North West MEC for Tourism
- In office 6 December 2018 – 7 May 2019
- Premier: Job Mokgoro
- Preceded by: Desbo Mohono
- Succeeded by: Kenetswe Mosenogi (for Economic Development, Environment and Tourism)

North West MEC for Finance, Economy and Enterprise Development
- In office 27 May 2014 – 6 December 2018
- Premier: Supra Mahumapelo Job Mokgoro
- Preceded by: Paul Sebegoe (for Finance)
- Succeeded by: Wendy Matsemela

Member of the North West Provincial Legislature
- In office 21 May 2014 – 7 May 2019

Member of the National Assembly of South Africa
- In office 6 May 2009 – 6 May 2014

Personal details
- Born: Wendy Joy Nelson 25 December 1962 (age 63)
- Party: African National Congress

= Wendy Nelson (politician) =

South African politician

Wendy Joy Nelson (born 25 December 1962) is a South African politician from the North West. She was the North West Finance, Economy and Enterprise Development MEC from 2015 to 2018, and the North West Tourism MEC from 2018 to 2019. She was also a Member of the North West Provincial Legislature for the African National Congress (ANC) from 2014 to 2019. She briefly served as the acting Premier of North West in 2018. She was a Member of the National Assembly from 2009 to 2014. Nelson had also been involved in the local politics of the Dr Kenneth Kaunda District Municipality.

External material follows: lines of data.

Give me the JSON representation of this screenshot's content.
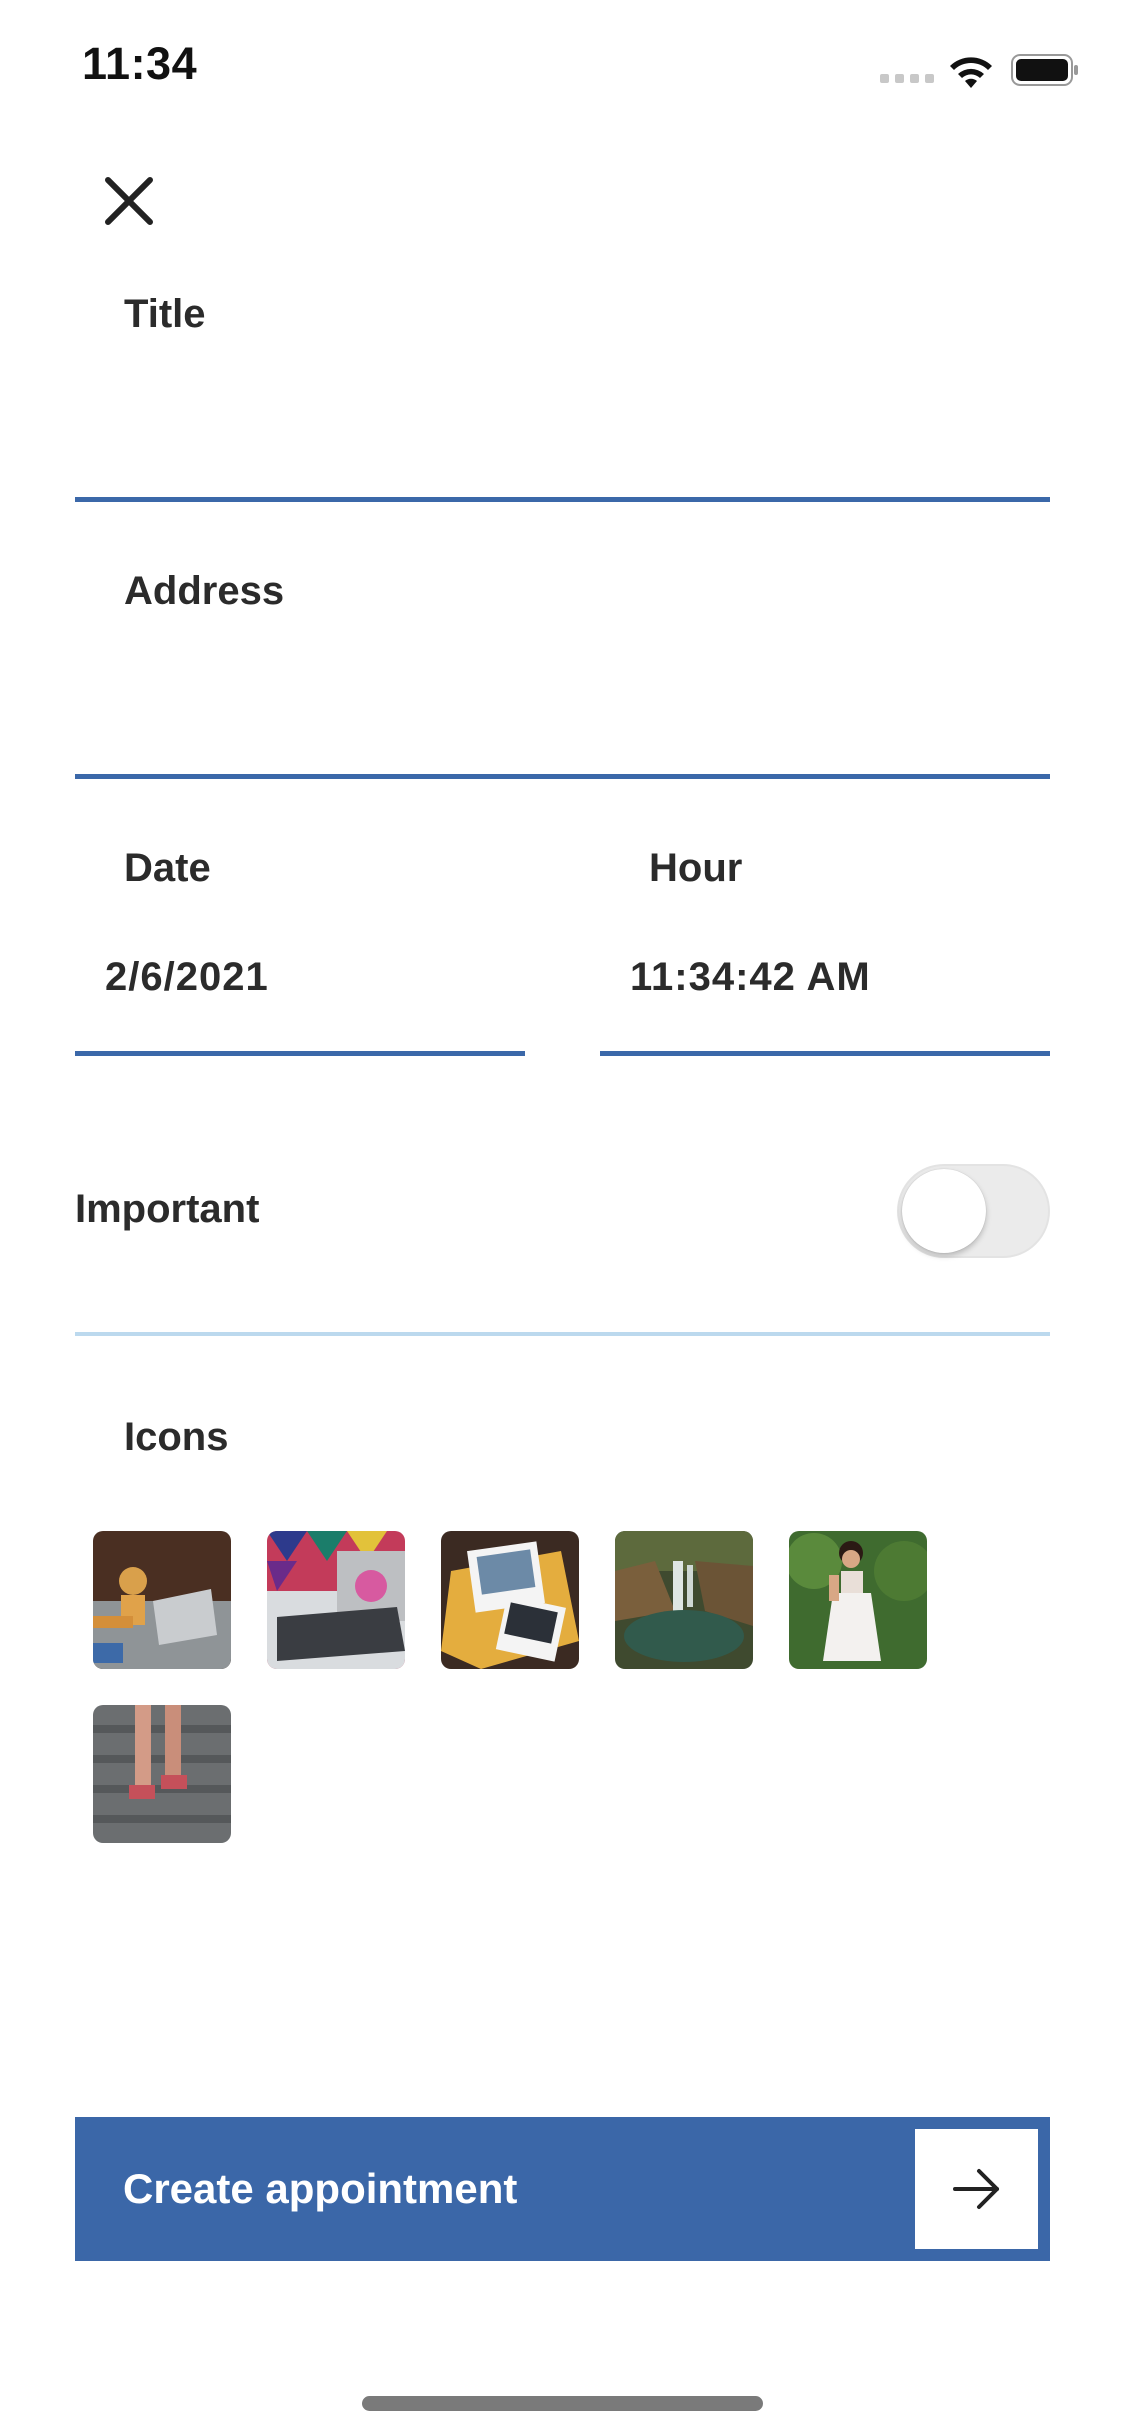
{
  "status_bar": {
    "time": "11:34"
  },
  "form": {
    "title_label": "Title",
    "title_value": "",
    "address_label": "Address",
    "address_value": "",
    "date_label": "Date",
    "date_value": "2/6/2021",
    "hour_label": "Hour",
    "hour_value": "11:34:42 AM",
    "important_label": "Important",
    "important_on": false,
    "icons_label": "Icons",
    "icons": [
      {
        "name": "robot-laptop-thumbnail"
      },
      {
        "name": "laptop-colorful-thumbnail"
      },
      {
        "name": "polaroid-photos-thumbnail"
      },
      {
        "name": "waterfall-thumbnail"
      },
      {
        "name": "woman-white-dress-thumbnail"
      },
      {
        "name": "legs-stairs-thumbnail"
      }
    ]
  },
  "cta": {
    "label": "Create appointment",
    "icon": "arrow-right-icon"
  },
  "colors": {
    "accent": "#3b67a8",
    "divider_light": "#bcd9ee",
    "text": "#2b2b2b"
  }
}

Nelson was arrested on charges of fraud in August 2019. Nelson won the case, the North West High Court acquitted Nelson of all charges relating to fraud.

==Political career==
She served as a municipal councillor of the Matlosana Local Municipality from 1994 to 2000. At the same time, she served as a member of the Dr Kenneth Kaunda District Municipality. She was appointed a Member of the Mayoral Committee of the district municipality after the 2000 municipal elections. From 2006 to 2009, she was the speaker of the district municipality.

Nelson was a Member of the National Assembly of South Africa from 2009 until 2014. During her time as an MP, she served as a whip of the COGTA committee.

After the 2014 elections, Nelson took office as a Member of the North West Provincial Legislature. Premier Supra Mahumapelo appointed her as the Member of the Executive Council for Finance, Economy and Enterprise Development.

Premier Supra Mahumapelo announced on 9 May 2018 that he would be taking special leave following violent protests calling for his removal. Nelson was sworn in as acting premier. Her swearing-in generated controversy since Nelson, at that stage, was facing fraud allegations. Mahumapelo officially resigned on 23 May 2018 and Nelson continued in her acting position until Job Mokgoro was elected and sworn in. Nelson was appointed to his Executive Council as the MEC for Tourism and served in the post until she left the provincial government in May 2019.

In August 2019, Nelson and former Head of Department (HOD) of the provincial Health Department, Thabo Lekalakala, were arrested by the Hawks on fraud charges. Nelson was involved in Lekalakala's irregular appointment. Nelson's arrest was the first significant arrest of a senior government official following the intervention of the national government in the provincial government's affairs. Nelson and Dr. Lekalakala won the case. The North West High Court acquitted former North West Finance MEC Wendy Nelson and former North West health head of department Dr Andrew Lekalakala on charges of fraud. Opposition parties expressed satisfaction over the arrests. The Democratic Alliance Provincial Leader, Joe McGluwa, said that the arrests were "only a drop in the ocean of North West corruption". The African Transformation Movement (ATM) welcomed the arrests.